Gene flow shapes spatial genetic structure as well as the potential for local adaptation of populations. Among marine animals with non-migratory adults, the presence or absence of a pelagic larval stage is thought to be a key determinant in shaping gene flow and the genetic structure of populations. In addition, the spatial distribution of suitable habitats will influence the distribution of biological populations and their pattern of gene flow. We used whole genome sequencing to study demographic history and reduced representation (ddRAD) sequencing data to analyze spatial genetic structure in the broadnosed pipefish (Syngnathus typhle). Its main habitat are seagrass meadows, which along the study coast (SW Norway) have a patchy distribution. Combining the results from several analyses including scans for selection, suggests that stochastic genetic drift has shaped the observed population structure largely due to its patchy habitat distribution. The restricted gene flow is further driven by life history traits such as the presence of parental care combined with no pelagic life stages, resulting in a clear isolation-by-distance pattern spanning 100s of kilometers.
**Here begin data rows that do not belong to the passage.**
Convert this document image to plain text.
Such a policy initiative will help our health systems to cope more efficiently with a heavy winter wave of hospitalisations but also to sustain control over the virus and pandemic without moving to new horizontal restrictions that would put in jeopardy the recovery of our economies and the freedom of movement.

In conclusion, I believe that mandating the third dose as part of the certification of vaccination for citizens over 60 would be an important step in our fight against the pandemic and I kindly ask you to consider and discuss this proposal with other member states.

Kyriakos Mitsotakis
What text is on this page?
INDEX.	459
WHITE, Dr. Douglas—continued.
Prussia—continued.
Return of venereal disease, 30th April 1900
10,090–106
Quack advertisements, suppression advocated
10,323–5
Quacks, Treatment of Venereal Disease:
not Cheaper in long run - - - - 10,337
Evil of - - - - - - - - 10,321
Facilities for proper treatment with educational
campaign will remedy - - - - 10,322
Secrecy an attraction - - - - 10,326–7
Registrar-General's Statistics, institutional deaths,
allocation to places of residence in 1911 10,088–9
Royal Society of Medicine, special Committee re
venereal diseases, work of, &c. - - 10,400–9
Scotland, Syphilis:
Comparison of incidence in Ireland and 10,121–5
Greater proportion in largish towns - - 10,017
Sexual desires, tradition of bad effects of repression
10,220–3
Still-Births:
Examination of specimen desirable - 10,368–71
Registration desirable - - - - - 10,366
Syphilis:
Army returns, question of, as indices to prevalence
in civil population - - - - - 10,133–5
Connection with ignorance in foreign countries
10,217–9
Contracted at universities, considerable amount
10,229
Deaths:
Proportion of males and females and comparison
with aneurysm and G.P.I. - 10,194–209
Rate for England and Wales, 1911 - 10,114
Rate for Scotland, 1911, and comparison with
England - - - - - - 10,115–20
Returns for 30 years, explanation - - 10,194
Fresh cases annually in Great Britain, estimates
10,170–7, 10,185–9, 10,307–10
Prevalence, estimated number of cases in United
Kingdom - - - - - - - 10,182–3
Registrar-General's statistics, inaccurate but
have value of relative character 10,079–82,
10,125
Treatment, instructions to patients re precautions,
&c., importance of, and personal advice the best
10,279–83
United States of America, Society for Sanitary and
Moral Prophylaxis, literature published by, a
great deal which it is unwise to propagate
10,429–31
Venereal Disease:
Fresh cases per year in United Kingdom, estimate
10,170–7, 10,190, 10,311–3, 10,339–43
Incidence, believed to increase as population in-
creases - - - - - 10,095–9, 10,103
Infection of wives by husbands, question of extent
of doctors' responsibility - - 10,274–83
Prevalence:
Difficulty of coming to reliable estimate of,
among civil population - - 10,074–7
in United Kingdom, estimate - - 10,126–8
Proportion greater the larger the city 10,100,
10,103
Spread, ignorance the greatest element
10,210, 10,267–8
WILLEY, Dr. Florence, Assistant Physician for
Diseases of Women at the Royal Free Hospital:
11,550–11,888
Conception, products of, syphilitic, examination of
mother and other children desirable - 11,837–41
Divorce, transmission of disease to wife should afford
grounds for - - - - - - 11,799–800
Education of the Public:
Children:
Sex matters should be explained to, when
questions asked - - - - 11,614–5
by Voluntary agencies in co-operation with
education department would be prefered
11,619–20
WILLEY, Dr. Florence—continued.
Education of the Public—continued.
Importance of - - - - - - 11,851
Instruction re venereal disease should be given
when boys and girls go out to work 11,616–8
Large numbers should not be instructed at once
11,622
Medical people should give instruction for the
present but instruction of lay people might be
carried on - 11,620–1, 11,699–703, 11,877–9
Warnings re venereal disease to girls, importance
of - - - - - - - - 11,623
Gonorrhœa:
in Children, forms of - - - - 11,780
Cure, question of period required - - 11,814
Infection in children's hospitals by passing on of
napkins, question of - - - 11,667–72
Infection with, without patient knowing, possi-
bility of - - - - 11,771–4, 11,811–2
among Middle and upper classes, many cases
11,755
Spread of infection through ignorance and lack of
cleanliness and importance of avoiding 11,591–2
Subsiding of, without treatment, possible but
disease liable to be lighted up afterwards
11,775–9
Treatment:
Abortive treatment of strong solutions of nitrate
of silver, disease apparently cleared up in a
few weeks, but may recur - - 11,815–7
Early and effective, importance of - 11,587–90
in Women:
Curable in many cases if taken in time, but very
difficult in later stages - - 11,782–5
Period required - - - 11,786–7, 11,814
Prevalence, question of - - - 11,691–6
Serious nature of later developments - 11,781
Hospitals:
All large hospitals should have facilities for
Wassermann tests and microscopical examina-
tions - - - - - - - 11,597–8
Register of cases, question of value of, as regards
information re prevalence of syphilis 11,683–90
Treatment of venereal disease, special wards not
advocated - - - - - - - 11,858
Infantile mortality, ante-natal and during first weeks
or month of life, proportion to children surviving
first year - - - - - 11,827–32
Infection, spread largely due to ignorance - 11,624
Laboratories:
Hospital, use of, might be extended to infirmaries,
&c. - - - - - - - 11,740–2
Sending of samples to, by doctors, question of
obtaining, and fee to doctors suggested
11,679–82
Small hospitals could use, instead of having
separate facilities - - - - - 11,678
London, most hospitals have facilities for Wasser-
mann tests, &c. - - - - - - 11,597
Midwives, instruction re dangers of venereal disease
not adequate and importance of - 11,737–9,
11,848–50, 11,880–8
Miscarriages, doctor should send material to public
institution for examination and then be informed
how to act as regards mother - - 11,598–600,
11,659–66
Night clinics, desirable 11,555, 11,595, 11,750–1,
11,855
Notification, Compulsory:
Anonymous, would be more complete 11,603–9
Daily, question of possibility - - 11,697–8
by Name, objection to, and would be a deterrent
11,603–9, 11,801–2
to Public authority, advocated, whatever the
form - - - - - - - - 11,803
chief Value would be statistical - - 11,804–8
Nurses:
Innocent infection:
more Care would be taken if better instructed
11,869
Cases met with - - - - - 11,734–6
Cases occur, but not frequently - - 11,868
The spatial scale of demographic connectivity was inferred from long-term (~30 year) census population counts that uncovered a sharp decline in spatial correlations in abundance with distance (37% decorrelation over 2 km). These findings were contrasted with data from two other fish species sampled along the same coastline, both having pelagic larval stages lasting ~20 days (corkwing wrasse, Symphodus melops, and black goby, Gobus niger) where the population structure is not that evident. For these species, we found a wider spatial scale of demographic connectivity (decorrelation distances of 14 and 28 km, respectively), and weaker isolation-by-distance except at one point along the coast where both species revealed a strong barrier to gene flow, seemingly due to a lack of suitable habitat. Combined, these findings suggest that habitat fragmentation and absence of a pelagic larval stage in pipefish strongly increases geographic structuring, while the pelagic larvae of wrasse and goby increase genetic and demographic connectivity, except over extensive habitat shifts.